Le temps des Fêtes, le temps de l’impatience

Un court billet sur ce que l’on appelle volontiers le temps des Fêtes, ce qui devrait être joyeux et heureux par définition (on parle tout de même de fêter), mais qui ressemble aujourd’hui beaucoup plus au temps de l’impatience et du manque de courtoisie.

À la dernière minute, comme d’habitude, je suis allé quérir quelques-uns des présents que je veux offrir à mes proches à Noël, en fin d’après-midi. Relaxe et d’humeur bon enfant (j’aime généralement l’atmosphère des dernières heures avant Noël et j’adore plaisanter avec le personnel des magasins), je n’ai pu que constater encore que la politesse, l’empathie et la patience ne sont plus de mise dans la jungle commerciale que l’on a fait pousser.

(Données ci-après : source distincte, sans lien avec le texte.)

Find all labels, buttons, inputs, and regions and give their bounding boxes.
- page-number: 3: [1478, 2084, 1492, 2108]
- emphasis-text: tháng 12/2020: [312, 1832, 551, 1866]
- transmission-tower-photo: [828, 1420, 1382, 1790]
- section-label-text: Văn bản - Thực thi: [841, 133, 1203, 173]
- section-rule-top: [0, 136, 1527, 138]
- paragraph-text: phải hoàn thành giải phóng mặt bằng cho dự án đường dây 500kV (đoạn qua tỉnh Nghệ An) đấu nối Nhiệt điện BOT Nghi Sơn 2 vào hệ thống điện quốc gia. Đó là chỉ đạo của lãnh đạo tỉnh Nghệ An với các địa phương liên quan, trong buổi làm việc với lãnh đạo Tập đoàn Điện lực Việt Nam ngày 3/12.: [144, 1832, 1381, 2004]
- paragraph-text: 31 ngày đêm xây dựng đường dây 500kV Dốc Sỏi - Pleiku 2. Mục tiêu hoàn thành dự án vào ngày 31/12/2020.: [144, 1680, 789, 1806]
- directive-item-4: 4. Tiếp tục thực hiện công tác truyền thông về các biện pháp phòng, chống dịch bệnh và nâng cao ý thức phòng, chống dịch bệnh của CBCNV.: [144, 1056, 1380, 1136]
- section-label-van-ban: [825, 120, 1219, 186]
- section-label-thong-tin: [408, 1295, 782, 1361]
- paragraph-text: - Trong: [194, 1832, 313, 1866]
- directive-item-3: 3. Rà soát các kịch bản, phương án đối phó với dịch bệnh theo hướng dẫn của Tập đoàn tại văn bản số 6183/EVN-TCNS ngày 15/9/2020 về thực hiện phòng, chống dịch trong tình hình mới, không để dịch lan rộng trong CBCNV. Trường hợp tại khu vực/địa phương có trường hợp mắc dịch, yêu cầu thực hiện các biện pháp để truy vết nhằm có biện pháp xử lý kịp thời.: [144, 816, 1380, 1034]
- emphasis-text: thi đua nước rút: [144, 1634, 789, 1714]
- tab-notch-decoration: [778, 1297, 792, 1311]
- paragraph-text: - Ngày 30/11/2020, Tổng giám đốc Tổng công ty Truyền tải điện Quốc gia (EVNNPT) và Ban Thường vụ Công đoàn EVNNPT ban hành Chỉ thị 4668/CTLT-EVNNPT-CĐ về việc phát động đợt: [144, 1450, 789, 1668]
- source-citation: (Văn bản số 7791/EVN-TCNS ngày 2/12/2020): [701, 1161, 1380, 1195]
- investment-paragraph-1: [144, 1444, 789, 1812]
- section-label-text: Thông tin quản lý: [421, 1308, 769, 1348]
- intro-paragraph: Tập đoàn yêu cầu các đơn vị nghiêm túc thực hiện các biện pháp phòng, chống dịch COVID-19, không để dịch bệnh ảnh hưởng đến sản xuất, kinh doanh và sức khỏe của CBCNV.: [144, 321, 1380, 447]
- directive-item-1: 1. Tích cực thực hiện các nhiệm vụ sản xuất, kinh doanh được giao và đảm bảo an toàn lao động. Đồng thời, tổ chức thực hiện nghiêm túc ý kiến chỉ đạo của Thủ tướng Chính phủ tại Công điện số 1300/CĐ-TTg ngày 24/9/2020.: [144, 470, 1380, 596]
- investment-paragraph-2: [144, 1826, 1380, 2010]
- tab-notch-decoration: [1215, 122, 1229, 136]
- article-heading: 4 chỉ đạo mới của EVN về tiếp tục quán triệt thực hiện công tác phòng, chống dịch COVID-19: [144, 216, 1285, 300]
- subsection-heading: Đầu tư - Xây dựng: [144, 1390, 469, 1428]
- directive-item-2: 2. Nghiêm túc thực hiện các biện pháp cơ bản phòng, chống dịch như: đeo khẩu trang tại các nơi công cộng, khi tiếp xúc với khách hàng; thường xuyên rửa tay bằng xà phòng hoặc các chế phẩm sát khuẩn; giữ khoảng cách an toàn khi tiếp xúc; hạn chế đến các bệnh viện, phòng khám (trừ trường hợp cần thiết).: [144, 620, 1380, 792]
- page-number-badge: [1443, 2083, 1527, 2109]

Impatience devant le personnel débordé en boutique mais qui parvient à garder son sourire, chicanes de couple devant le choix d’un cadeau à faire, coups de klaxon rageurs envers les piétons, précipitation pour arriver à payer les emplettes avant une autre personne, commentaires désobligeants sur la « lenteur » de la personne responsable des emballages-cadeaux, bousculades devant un comptoir, intolérance et engueulades entre conducteurs convoitant le même espace de stationnement… C’est franchement désolant! C’est en grande partie à cause de tout cela que je ne suis plus « accroché » aux Fêtes comme je l’ai déjà été à une époque. Je cherche où réside maintenant l’esprit de Noël.

On arrive aux Fêtes épuisé par le boulot, les échéances, les obligations, la popote, la course aux cadeaux et la pression de vouloir faire toujours plus et mieux, j’en conviens. Mais est-ce une raison pour perdre soudainement toute civilité? Est-ce qu’on peut encore se parler calmement, sourire, saluer, faire preuve de galanterie et de courtoisie? En plus, on contribue à l’épuisement des autres par des attitudes déplacées et des manifestations de frustration, avouons-le, déraisonnables. On transfère le stress des derniers instants avant les « célébrations », entre autres, sur les épaules des employés des boutiques, sans considération pour leur travail et leur dévouement à répondre aux clients. On traite ses concitoyens sans égards ni ménagement, comme si le monde ne tournait tout à coup qu’autour de notre petit nombril.

Le temps des Fêtes devrait, dit-on, être synonyme de plaisir, de joie, de bonheur, de tolérance, de détente, de retrouvailles, de patience, d’écoute, de compréhension. C’est du moins ce que tout le monde se souhaite si on lit les cartes de voeux que l’on reçoit et que l’on envoie. Je crois que le personnel des boutiques, lui, ne sera heureux que quand la folie de la fête sera terminée.

Ou bien nous sommes inconscients, ou bien nous sommes hypocrites, ou peut-être que l’approche des Fêtes nous dépouille de notre humanité, que sais-je. Mais j’ai bien l’impression que l’esprit de Noël, lui, lucide, est allé se cacher depuis longtemps. Il avait sans doute honte de certains de nos comportements dits civilisés.

2 Réponses pour Le temps des Fêtes, le temps de l’impatience

  1. Il y a une nouvelle mode qui consiste à ne plus se faire de cadeaux , je suppose que les enfants sont exclu , mes le temps des fêtes c’est fait pour profiter pour passer de bon moment avec les gens qu’on aime .

    • sylvaindionne

      Je suis tout à fait d’accord; ce devrait être la priorité. Il faudrait que l’on s’en souvienne davantage. De Joyeuses Fêtes, en compagnie des gens que vous aimez et qui vous aiment!